Sharp upper bound for the first eigenvalue

TL;DR

This paper establishes sharp upper bounds for the first eigenvalue of the Laplacian on closed hypersurfaces within certain noncompact symmetric and Riemannian manifolds, extending spectral geometry bounds in curved spaces.

Contribution

It provides the first sharp upper bounds for the first eigenvalue of the Laplacian on hypersurfaces in these specific curved ambient spaces.

Findings

Sharp upper bounds for the first eigenvalue are derived.

Results apply to hypersurfaces in noncompact rank-1 symmetric spaces.

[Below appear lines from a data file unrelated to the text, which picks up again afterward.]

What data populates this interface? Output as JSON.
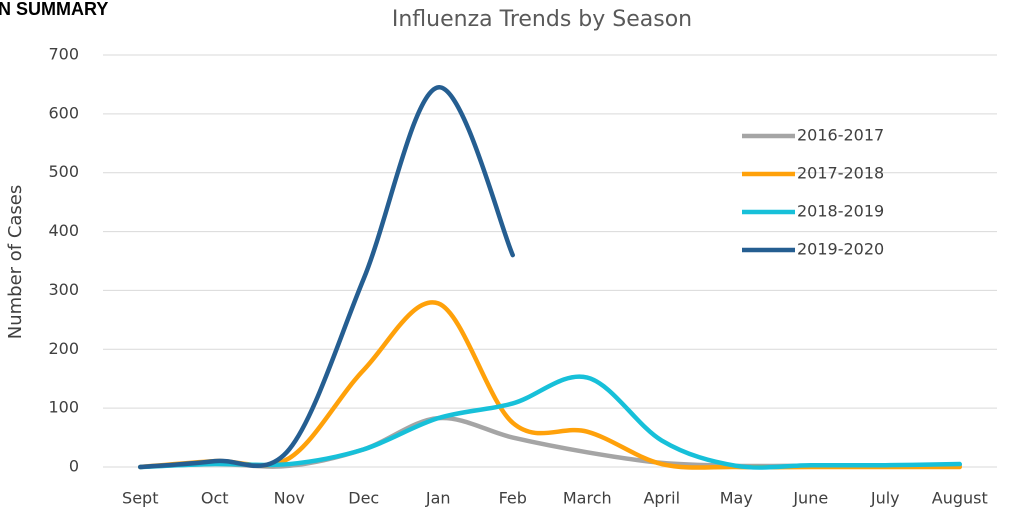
{
  "page_heading": "N SUMMARY",
  "chart_data": {
    "type": "line",
    "title": "Influenza Trends by Season",
    "y_label": "Number of Cases",
    "categories": [
      "Sept",
      "Oct",
      "Nov",
      "Dec",
      "Jan",
      "Feb",
      "March",
      "April",
      "May",
      "June",
      "July",
      "August"
    ],
    "series": [
      {
        "name": "2016-2017",
        "color": "#a5a5a5",
        "values": [
          0,
          5,
          2,
          30,
          83,
          50,
          25,
          7,
          2,
          2,
          2,
          3
        ]
      },
      {
        "name": "2017-2018",
        "color": "#ffa10a",
        "values": [
          0,
          10,
          15,
          165,
          278,
          75,
          60,
          5,
          0,
          0,
          0,
          0
        ]
      },
      {
        "name": "2018-2019",
        "color": "#17c0d9",
        "values": [
          0,
          5,
          5,
          30,
          83,
          108,
          152,
          45,
          2,
          3,
          3,
          5
        ]
      },
      {
        "name": "2019-2020",
        "color": "#255e91",
        "values": [
          0,
          10,
          30,
          320,
          645,
          360,
          null,
          null,
          null,
          null,
          null,
          null
        ]
      }
    ],
    "ylim": [
      0,
      700
    ],
    "yticks": [
      0,
      100,
      200,
      300,
      400,
      500,
      600,
      700
    ],
    "grid": true,
    "legend": "right"
  }
}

Bounds depend on curvature constraints of the ambient manifold.

Abstract

Let $M$ be a closed hypersurface in a noncompact rank-1 symmetric space $(\bar{\mathbb{M}}, ds^2)$ with $-4 \leq K_{\bar{\mathbb{M}}} \leq -1,$ or in a complete, simply connected Riemannian manifold $\mathbb{M}$ such that $0 \leq K_{\mathbb{M}} \leq \delta^2$ or $K_{\mathbb{M}} \leq k$ where $k = -\delta^2$ or 0. In this paper we give sharp upperbounds for the first eigenvalue of laplacian of $M$.